Contango Oil & Gas Company (NYSE MKT: MCF) and Crimson Exploration Inc. (NasdaqGM: CXPO) jointly announced today that they have formally closed their previously announced merger. The combined company will be a well-positioned Houston-based independent oil and gas company with a balanced offshore Gulf of Mexico and onshore Texas production profile. Both Contango and Crimson stockholders voted to approve the transaction at a special meeting of their respective stockholders.
In accordance with the terms of the merger agreement, Crimson has become a wholly-owned direct subsidiary of Contango, and Contango will issue approximately 3.9 million shares of its common stock in exchange for all of Crimson’s outstanding capital stock.
Contango also announced today its newly constituted board of directors consists of Joseph J. Romano, Allan D. Keel, B.A. Berilgen, B. James Ford, Brad Juneau, Lon McCain, Charles M. Reimer, and Steven L. Schoonover. The board of directors has appointed Allan D. Keel as President and Chief Executive Officer of Contango. Joseph J. Romano will remain as Chairman.
Mr. Romano said, “The new combined company will have a pre-tax SEC PV-10 proved reserve value approximating $1 billion, future resource potential which it hopes to exploit both onshore and offshore, excellent cash flow, approximately $110 million of debt and 19.1 million shares of common stock outstanding after closing.”
“Allan and the company’s focus will be to exploit our existing asset and lease base while continuing to add solid rate of return opportunities to the company’s asset base. I know the new Contango board, its senior management and its employees are committed to the future success of the company measured by an increase in real shareholder value,” added Mr. Romano.

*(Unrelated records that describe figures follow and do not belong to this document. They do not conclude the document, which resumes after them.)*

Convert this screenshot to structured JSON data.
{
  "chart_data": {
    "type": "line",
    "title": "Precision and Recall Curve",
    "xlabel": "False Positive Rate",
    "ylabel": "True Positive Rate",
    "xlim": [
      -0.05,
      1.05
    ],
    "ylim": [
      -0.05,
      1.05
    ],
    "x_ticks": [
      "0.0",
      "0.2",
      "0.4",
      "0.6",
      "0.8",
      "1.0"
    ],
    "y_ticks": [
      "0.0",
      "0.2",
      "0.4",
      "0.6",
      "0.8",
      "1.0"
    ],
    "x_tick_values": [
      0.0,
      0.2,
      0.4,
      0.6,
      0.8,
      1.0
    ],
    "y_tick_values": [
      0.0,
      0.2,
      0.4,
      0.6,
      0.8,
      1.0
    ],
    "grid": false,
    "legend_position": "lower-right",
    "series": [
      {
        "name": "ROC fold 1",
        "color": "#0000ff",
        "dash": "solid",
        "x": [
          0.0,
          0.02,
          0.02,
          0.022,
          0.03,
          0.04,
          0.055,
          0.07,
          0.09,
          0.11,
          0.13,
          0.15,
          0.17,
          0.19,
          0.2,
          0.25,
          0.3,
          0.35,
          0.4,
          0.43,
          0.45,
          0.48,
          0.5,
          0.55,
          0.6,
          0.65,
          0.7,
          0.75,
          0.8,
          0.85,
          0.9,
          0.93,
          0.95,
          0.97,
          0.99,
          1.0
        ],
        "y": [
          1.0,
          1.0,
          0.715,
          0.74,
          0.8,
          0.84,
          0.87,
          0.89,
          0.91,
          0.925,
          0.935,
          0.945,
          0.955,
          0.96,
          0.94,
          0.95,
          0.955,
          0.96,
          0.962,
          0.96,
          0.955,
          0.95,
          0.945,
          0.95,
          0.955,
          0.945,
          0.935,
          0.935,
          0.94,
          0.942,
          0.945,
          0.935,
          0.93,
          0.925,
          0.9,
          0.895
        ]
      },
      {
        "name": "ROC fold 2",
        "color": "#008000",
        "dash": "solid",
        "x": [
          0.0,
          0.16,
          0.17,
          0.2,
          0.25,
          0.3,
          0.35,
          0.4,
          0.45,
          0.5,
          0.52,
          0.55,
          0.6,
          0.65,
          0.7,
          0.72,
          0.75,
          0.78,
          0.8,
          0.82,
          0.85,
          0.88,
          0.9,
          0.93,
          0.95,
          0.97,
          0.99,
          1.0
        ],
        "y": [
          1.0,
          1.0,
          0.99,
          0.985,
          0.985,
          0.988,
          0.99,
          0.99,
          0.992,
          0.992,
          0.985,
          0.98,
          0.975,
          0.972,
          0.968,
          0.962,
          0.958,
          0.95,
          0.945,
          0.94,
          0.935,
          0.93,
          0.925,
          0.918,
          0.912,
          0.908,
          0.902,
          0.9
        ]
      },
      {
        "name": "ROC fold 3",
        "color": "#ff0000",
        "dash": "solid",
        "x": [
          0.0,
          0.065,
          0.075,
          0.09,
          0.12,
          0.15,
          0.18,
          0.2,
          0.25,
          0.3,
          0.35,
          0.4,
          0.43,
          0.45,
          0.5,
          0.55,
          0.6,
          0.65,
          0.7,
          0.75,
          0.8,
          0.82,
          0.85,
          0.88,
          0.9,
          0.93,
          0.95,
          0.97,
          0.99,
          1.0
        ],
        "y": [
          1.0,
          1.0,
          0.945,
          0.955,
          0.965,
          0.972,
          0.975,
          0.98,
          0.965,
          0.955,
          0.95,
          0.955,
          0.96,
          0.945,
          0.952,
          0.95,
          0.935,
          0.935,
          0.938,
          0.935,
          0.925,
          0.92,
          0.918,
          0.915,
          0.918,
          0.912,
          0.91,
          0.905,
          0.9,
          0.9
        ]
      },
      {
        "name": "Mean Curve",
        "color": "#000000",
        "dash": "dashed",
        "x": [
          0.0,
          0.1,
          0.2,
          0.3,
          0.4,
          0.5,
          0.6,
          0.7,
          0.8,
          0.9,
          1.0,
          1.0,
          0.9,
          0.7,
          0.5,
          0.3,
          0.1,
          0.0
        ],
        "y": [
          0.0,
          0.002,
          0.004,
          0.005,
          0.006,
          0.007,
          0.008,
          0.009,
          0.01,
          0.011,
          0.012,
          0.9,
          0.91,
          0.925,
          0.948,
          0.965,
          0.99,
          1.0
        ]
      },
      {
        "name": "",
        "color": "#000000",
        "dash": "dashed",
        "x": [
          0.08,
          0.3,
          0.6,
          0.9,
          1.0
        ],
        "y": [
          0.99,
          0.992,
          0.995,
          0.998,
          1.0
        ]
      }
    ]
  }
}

“We are extremely excited about the potential that the merger of Contango and Crimson brings to the shareholders of both companies,” said Mr. Keel. “The combined company’s strong financial profile, and cash flow, positions us to aggressively pursue Crimson’s high quality portfolio of onshore resource positions in various plays, complemented by an appropriate dedication of capital to Contango’s potentially high impact exploratory Gulf of Mexico prospects. Our teams have been busy orchestrating the combination of these two excellent organizations and believe that it will be an exciting period going forward.”